Tayvan ajansı CNA'nın haberine göre, Lai, "Ulusal Gün" konuşmasında, "1912'de kurulan Çin Cumhuriyeti'nin Tayvan, Pınghu, Kinmen ve Matsu adalarında kök salmış olduğunu" belirtti.
Çin Cumhuriyeti ile Çin Halk Cumhuriyeti'nin "birbirinin boyunduruğunda olmadığını" ifade eden Lai, "Çin Halk Cumhuriyeti'nin, Tayvan'ı temsil etmeye hakkı yok" dedi.
Lai, başkan olarak "ulusal egemenliği savunmayı" ve "Tayvan Boğazı'nda barış ve istikrarı korumayı" görev olarak gördüğünün altını çizerek, "ilhaka ve egemenlik gaspına karşı direnecekleri" mesajını verdi.
Mayıs ayında göreve gelen Tayvan lideri, otoriterliğin yayıldığını ve bunun özgürlükleri ve demokratik yaşam tarzını tehdit ettiğini belirterek, demokratik ülkelerle ortaklık ve dayanışmayı sürdüreceklerinin altını çizdi.
Lai, konuşmasında doğrudan Çin yönetimini hedef alan eleştirilerden kaçınsa da Pekin'den tepki çekmesi muhtemel görülüyor.
Tayvan'da 13 Ocak'ta yapılan başkanlık seçimini kazanan iktidardaki Demokrat İlerici Partinin (DPP) adayı Lai Ching-te, 20 Mayıs'ta yemin ederek görevine başlamıştı.
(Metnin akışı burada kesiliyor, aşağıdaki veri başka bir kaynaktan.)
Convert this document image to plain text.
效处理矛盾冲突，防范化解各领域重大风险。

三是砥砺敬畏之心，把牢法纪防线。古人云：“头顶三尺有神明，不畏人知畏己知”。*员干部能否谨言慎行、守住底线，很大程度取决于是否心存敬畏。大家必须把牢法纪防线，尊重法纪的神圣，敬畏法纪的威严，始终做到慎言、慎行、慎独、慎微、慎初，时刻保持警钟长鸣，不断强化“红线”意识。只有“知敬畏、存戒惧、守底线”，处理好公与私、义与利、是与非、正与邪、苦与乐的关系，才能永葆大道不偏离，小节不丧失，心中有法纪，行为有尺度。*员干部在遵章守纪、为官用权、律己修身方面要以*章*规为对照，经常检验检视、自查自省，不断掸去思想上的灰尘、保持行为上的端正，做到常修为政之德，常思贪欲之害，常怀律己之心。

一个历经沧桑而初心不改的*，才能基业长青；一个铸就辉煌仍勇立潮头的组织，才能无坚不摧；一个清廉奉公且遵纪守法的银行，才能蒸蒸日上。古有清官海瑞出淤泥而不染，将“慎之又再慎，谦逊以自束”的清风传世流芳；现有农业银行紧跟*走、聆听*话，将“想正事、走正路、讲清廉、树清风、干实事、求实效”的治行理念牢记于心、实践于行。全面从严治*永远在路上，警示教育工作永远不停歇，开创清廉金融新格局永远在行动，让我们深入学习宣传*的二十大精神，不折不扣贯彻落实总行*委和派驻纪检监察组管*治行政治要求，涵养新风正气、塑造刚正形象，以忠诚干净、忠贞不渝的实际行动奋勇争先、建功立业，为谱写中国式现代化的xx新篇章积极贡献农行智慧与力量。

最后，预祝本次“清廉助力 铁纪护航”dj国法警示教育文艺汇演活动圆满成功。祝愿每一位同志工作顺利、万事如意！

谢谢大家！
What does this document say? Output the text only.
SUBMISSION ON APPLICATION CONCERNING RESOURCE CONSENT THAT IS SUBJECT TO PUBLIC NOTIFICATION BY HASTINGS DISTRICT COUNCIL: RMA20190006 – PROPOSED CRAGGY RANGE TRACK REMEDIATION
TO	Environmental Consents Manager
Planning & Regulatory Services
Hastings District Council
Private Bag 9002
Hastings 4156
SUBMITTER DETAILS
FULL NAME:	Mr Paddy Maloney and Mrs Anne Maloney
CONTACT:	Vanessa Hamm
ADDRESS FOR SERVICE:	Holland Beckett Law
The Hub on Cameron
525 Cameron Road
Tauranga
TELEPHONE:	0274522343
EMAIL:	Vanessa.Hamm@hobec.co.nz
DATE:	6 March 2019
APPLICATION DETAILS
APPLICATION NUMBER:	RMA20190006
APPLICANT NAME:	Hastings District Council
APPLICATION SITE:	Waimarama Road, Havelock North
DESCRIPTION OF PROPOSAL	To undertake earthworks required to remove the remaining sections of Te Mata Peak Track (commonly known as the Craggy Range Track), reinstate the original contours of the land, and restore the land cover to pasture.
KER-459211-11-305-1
Çin, Lai'nin yemin töreninde yaptığı konuşmaya 23-24 Mayıs'ta Ada'nın etrafını kuşatan askeri tatbikat yaparak karşılık vermişti.
Lai, başkan olarak yaptığı ilk konuşmada, Tayvan Boğazı'nın iki yakasındaki statükoyu koruma sözü verirken, Çin'e, Tayvan'ı askeri olarak tehdit etmeye son verme çağrısında bulunmuştu.
Tayvan hükümetinin egemenliğe, demokrasiye, özgürlüğe ve statükonun korunmasına bağlı kalacağını dile getiren Lai, "Anayasaya göre Çin Cumhuriyeti'nin (Tayvan) egemenliği bütün olarak halka aittir. Çin Cumhuriyeti ve Çin Halk Cumhuriyeti birbirinin boyunduruğunda değildir" diye konuşmuştu.